Yahoo! Sports: MLB - 'If he were poor, I'd return it' ``Make no mistake,'' San Diego Padres president Larry Lucchino warned, ``these obscene salaries are paid for by taxing the fans.'' Seattle Mariners CEO Howard Lincoln, whose team lost Rodriguez, labeled Hicks ``a fool.''
Were any of these English and Journalism majors paying attention in Intro to Economics? If we all kick in a few bucks, we can send them to a remedial offering at their local community college.

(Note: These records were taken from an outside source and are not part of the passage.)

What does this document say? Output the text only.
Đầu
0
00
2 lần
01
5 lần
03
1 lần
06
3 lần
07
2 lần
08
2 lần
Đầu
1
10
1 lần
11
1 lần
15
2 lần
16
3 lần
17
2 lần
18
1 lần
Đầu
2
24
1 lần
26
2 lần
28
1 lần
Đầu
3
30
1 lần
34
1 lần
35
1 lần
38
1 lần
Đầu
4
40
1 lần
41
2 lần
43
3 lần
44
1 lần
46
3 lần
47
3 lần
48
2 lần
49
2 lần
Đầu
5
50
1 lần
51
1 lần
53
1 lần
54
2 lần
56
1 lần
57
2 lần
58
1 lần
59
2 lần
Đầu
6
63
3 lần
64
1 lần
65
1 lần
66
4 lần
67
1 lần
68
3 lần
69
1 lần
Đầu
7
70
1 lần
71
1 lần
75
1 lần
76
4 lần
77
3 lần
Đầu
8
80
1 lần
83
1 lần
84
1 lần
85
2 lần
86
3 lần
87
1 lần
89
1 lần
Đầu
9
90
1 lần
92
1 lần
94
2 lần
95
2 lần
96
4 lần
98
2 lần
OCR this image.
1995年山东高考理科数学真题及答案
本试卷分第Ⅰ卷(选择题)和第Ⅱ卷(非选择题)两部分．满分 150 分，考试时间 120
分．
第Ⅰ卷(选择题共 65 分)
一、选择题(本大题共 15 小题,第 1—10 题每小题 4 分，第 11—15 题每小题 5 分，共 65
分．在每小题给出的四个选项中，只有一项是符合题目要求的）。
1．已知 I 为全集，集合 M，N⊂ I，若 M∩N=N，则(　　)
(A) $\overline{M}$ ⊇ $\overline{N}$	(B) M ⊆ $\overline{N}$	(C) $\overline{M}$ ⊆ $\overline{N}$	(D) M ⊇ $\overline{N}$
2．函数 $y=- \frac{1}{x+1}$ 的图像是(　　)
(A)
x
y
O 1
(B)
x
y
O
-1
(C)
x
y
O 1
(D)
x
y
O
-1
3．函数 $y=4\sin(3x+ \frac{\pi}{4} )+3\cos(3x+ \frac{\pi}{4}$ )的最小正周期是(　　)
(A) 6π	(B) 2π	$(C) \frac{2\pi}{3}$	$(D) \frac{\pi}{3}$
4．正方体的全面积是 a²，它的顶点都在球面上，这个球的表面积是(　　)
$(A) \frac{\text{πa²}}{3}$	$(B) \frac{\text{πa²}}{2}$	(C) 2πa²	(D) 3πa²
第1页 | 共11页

I could see so viciously criticizing the players if they were failing to honor their contracts. If they were holding out in their first six years refusing to abide by the collective bargaining agreement, I would join the baseball writers in their contempt over player salaries. But as it is now, the players and owners are negotiating in good faith, and the owners are
cheerfully paying these salaries.
As for Mr. Lucchino, how big do your cojones have to be, to talk about "taxing fans" when your team
extorts $275 million from fans and non-fans alike for
a new stadium you don't even have the decency (or perhaps wherewithal) to pay more than half of? That one quote sums up perfectly how duplicitous and downright deceitful these men are. And the media is completely unable to separate the cow from its byproducts and give us the straight poop on the business of baseball.
This crap has been going on for 25 years and we still have to read articles
from every corner heralding impending doom. Has one team come even remotely close to missing their payroll or missing a debt payment since all of these "crazy/insane/moronic/stupefying/game-destroying" contracts have been signed?
ONE?! P.T. Barnum was right, though he may have underestimated the rate.